The techniques for obtaining specimens for dermatophyte culture and for KOH examination are the same. A generous sample of scales and/or blister roof should be taken for implantation on appropriate dermatophyte medium. Hospital and/or diagnostic laboratories can identify fungi for nondermatologists culturing these organisms from the skin. Candida species can generally be identified in a few days, but fungal cultures may take up to 3 weeks for the characteristic morphology to become apparent.

Skin Biopsy


Histologic sections of cutaneous tissue can be evaluated by the (dermato)pathologist for additional clinical information. Biopsies are especially important in diagnosing malignancies, but specimens may also be stained specifically to enhance the visualization of fungi or immune complexes.


The technique of performing a punch or incisional biopsy of the skin is not a difficult one in itself, for the real expertise required is in the decision of which lesion(s) will give the most diagnostic appearance histologically. The general rule is to pick a fresh primary lesion for evaluation, bearing in mind that the histopathologic findings may be nonspecific in nature and should not be thought of as providing the ultimate answer in diagnosing the patient's condition. If a malignancy such as melanoma is suspected, the lesion should ideally be excised in toto. A superficial "shave" biopsy should not be performed if the depth of the lesion is the key to its prognosis and management. When in doubt, the patient should be referred to a specialist who is prepared to deal with the consequences of the patient's diagnosis and therapy.

Skin biopsies for immunofluorescence are especially helpful in the vesiculobullous disorders and lupus erythematosus. Tissue obtained for this test requires a special fixation medium, which should be obtainable from the laboratory reading the results of the immunofluorescence study. This special laboratory will be pleased to assist with advice on appropriate areas to biopsy, as nonlesional skin is preferred.

Patch Testing


A test of cell-mediated immunity, patch testing is a means of determining whether a patient has a contact sensitivity to a given allergen. It should be distinguished from "scratch tests," which are performed by allergists and are a test of immediate or humoral immunity.

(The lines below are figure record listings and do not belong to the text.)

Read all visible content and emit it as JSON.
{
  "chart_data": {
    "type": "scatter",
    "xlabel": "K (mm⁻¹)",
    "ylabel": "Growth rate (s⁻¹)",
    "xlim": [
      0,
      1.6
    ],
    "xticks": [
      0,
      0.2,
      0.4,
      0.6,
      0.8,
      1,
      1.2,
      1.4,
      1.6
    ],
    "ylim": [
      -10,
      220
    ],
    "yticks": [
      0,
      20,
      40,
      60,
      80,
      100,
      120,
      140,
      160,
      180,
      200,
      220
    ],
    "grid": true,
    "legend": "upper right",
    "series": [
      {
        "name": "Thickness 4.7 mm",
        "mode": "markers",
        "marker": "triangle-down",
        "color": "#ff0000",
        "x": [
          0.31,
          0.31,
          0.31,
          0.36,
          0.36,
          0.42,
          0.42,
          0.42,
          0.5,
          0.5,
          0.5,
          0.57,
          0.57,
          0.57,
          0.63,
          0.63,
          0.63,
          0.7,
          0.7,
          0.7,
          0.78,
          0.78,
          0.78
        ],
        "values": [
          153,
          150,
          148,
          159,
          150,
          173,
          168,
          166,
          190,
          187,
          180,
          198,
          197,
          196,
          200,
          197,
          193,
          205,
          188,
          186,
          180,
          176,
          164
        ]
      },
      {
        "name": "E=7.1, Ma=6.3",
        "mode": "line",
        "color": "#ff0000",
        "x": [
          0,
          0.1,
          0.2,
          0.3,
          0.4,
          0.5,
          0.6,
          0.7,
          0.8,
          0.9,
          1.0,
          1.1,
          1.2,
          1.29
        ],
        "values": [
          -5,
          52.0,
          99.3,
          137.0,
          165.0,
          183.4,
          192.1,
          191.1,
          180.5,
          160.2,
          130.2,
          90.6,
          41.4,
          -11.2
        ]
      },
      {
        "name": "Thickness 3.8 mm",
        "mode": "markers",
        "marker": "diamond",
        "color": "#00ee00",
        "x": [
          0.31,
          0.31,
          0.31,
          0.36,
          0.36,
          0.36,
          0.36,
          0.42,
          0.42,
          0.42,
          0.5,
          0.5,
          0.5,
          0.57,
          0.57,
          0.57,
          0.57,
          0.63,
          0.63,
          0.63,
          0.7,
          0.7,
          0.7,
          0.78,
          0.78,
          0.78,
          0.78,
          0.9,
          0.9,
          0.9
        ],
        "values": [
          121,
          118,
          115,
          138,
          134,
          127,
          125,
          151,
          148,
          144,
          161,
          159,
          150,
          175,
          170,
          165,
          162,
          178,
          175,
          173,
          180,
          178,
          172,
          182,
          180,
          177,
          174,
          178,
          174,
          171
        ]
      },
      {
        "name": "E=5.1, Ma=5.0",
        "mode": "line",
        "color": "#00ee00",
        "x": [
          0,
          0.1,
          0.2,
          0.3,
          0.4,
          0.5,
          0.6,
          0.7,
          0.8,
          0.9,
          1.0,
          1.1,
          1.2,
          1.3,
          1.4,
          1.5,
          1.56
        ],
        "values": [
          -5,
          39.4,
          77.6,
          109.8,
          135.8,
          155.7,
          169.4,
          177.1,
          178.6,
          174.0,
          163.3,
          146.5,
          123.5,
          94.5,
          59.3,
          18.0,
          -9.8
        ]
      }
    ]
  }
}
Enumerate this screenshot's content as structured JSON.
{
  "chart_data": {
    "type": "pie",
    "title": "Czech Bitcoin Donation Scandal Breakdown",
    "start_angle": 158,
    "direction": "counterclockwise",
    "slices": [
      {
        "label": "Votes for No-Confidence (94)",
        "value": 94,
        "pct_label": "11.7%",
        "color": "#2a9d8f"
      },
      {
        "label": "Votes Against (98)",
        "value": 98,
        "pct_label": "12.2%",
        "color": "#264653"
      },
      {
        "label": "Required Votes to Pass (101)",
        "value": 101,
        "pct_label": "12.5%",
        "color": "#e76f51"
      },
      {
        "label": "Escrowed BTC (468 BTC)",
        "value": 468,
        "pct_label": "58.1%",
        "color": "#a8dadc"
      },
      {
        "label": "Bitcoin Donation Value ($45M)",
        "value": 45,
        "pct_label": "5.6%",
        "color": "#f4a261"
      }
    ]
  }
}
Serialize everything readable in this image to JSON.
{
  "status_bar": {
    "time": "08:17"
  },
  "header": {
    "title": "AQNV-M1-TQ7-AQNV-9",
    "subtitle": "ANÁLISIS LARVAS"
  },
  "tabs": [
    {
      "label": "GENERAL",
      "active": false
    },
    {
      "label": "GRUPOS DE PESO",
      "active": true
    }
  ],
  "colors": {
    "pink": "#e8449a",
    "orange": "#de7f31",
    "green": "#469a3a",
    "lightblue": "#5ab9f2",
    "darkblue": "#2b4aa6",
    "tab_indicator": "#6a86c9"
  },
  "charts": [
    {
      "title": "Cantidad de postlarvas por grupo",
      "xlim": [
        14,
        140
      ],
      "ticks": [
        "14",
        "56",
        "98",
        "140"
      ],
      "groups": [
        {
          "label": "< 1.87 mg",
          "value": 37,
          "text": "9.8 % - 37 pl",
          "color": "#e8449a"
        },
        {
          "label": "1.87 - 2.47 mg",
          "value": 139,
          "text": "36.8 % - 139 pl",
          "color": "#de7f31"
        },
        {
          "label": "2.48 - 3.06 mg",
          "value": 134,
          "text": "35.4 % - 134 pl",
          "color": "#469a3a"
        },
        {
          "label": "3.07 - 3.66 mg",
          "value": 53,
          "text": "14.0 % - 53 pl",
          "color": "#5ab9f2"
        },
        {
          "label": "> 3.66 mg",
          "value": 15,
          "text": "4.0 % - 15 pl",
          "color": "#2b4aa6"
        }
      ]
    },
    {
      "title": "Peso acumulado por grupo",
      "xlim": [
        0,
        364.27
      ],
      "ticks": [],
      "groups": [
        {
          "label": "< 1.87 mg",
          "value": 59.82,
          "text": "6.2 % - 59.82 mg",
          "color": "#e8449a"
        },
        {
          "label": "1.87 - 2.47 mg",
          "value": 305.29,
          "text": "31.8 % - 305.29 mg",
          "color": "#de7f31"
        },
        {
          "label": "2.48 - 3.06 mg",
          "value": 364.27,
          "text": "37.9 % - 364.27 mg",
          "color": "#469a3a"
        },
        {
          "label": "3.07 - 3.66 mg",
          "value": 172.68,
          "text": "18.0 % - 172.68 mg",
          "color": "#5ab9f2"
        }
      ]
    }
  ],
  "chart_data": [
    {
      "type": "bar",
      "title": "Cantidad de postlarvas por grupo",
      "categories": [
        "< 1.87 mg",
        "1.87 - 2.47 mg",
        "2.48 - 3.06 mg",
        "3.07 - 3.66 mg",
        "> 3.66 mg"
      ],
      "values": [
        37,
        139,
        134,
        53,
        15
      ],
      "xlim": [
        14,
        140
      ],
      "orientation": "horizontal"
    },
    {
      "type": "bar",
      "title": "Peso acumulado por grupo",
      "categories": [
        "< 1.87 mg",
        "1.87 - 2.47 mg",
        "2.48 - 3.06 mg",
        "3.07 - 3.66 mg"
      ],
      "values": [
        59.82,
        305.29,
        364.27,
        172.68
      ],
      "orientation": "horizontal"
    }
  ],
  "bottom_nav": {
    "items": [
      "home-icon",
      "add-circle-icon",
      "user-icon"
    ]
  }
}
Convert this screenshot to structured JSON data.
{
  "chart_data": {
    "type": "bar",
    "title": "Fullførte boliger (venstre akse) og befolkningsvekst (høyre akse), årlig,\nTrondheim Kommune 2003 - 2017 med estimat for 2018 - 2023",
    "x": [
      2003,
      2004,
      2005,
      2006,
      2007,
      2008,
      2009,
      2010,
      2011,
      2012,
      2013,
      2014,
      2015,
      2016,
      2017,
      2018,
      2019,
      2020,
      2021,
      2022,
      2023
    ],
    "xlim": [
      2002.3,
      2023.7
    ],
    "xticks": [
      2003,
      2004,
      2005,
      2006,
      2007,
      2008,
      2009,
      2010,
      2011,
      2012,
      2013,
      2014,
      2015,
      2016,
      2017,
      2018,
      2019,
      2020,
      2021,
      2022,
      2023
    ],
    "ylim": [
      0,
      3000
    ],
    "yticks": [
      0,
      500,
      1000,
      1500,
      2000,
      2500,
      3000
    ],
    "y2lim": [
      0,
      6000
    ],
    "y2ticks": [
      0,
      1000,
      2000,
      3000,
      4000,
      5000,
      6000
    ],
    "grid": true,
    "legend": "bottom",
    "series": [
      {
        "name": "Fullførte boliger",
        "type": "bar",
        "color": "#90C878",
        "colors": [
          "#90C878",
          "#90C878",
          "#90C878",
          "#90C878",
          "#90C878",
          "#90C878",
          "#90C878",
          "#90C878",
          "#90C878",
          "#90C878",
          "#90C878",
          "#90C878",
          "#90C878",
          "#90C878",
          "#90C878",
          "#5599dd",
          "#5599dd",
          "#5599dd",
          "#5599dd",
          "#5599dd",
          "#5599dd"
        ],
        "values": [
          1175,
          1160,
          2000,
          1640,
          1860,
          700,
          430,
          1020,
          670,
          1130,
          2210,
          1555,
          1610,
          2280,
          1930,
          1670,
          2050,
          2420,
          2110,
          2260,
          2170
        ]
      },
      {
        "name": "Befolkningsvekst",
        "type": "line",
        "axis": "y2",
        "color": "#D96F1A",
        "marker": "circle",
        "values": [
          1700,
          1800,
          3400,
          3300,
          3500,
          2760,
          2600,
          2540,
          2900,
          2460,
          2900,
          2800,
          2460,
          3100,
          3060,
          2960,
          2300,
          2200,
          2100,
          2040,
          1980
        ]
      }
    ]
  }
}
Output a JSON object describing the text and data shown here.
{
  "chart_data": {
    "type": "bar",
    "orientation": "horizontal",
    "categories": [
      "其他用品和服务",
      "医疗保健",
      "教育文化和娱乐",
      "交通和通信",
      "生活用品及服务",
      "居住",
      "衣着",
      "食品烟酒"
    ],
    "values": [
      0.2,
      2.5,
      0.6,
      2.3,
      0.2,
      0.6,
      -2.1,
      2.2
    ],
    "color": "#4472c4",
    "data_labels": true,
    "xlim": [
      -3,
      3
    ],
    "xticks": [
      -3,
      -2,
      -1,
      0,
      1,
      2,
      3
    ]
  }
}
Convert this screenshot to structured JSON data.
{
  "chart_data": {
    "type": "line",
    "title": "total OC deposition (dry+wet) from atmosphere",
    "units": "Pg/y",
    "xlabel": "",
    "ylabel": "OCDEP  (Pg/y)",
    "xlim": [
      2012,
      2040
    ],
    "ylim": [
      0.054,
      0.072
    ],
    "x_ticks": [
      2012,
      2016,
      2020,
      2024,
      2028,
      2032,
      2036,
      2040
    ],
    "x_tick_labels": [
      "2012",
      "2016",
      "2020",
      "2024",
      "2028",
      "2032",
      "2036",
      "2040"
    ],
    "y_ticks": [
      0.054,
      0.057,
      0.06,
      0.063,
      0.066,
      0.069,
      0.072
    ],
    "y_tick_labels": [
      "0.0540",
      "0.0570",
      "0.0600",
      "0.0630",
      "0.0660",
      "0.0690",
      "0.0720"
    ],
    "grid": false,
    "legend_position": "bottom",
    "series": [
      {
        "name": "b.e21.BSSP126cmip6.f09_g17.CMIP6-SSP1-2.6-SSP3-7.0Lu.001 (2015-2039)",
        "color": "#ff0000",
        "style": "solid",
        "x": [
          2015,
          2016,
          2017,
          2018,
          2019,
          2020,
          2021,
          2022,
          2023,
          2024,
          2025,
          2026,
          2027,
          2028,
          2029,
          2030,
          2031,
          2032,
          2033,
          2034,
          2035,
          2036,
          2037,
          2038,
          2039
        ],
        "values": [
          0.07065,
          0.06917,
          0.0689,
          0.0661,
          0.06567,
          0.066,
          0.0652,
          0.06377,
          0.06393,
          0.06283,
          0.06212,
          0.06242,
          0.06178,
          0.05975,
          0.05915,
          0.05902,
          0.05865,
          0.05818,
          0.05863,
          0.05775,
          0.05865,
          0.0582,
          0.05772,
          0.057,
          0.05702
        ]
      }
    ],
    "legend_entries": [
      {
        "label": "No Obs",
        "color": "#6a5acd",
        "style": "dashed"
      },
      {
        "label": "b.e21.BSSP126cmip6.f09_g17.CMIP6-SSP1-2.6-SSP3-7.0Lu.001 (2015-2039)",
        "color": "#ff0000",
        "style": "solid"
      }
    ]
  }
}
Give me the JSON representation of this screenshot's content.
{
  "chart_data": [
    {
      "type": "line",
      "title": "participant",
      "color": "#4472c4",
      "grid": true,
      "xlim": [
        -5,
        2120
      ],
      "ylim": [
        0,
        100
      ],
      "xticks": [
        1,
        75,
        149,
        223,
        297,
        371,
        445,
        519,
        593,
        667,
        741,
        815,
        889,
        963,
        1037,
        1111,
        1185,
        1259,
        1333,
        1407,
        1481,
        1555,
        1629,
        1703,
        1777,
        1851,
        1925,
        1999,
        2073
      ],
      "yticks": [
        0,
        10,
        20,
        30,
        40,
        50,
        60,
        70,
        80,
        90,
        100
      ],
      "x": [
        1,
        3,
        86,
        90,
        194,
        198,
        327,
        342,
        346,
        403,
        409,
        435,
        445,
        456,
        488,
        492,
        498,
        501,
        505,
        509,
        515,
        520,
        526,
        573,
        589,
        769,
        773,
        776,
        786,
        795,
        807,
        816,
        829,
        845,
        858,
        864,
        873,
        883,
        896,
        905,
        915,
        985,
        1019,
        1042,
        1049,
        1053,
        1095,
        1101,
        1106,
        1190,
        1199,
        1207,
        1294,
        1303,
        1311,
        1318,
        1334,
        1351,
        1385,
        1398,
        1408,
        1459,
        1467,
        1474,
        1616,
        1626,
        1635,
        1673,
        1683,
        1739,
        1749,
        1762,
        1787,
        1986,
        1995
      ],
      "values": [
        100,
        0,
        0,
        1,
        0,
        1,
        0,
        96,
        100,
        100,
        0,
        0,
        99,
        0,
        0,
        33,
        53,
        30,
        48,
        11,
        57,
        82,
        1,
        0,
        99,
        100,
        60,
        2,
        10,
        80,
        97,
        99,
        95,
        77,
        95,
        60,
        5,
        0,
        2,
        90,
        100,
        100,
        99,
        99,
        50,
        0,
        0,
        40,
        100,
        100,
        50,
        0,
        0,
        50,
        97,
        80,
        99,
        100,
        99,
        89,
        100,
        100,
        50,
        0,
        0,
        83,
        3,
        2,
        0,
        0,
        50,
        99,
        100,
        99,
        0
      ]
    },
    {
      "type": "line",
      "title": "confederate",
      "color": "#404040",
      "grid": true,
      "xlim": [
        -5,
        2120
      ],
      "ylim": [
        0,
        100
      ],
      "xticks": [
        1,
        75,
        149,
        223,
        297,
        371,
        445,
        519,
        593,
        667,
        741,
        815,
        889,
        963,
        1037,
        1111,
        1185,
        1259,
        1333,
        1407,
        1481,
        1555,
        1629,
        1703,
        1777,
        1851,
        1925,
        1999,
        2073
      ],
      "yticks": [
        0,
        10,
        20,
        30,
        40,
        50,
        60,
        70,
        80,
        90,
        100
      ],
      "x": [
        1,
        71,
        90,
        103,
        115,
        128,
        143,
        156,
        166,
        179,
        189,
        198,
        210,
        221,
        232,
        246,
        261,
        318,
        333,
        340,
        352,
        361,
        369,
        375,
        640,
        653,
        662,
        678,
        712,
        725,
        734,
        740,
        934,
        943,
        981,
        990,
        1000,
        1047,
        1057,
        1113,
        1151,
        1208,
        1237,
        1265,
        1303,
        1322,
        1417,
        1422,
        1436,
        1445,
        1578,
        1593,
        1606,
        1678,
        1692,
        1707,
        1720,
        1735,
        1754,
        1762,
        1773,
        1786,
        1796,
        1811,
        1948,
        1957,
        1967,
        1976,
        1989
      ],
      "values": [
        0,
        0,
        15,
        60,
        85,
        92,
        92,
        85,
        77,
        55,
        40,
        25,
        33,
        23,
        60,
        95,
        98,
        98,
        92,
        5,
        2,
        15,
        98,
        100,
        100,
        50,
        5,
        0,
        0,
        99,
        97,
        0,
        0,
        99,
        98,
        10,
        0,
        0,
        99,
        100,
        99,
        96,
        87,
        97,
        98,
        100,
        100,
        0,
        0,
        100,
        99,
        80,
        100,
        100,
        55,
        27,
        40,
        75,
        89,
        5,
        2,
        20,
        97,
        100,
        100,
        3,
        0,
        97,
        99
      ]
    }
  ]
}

In patch testing, a suspected antigen is fixed to the skin for a period of 48 hours, after which the patch is removed and the skin examined for evidence of erythema, induration, or blistering. The test is read again at 96 hours for delayed reactivity. Substances employed for patch testing are mixed to specific concentrations and formulas that have been developed for maximum efficacy and standardization. Although simple "use tests" may be performed by having the patient apply a potentially offending substance to an area on the inside of the upper arm daily for a period of 3 days, it is unwise to place potentially irritating substances on the skin and occlude them with tape for 48 hours. An irritant reaction is not necessarily an allergic one, and the test must be performed in a controlled fashion for it to have clinical relevance. This is particularly important in occupationally related dermatoses, in which Workman's Compensation litigation may result. It is probably best to seek the advice of a specialist in evaluations of this type.


  1. Eaglstein WE, Pariser DM. Office techniques for diagnosing skin disease. Chicago: Year Book Medical Publishers, 1978.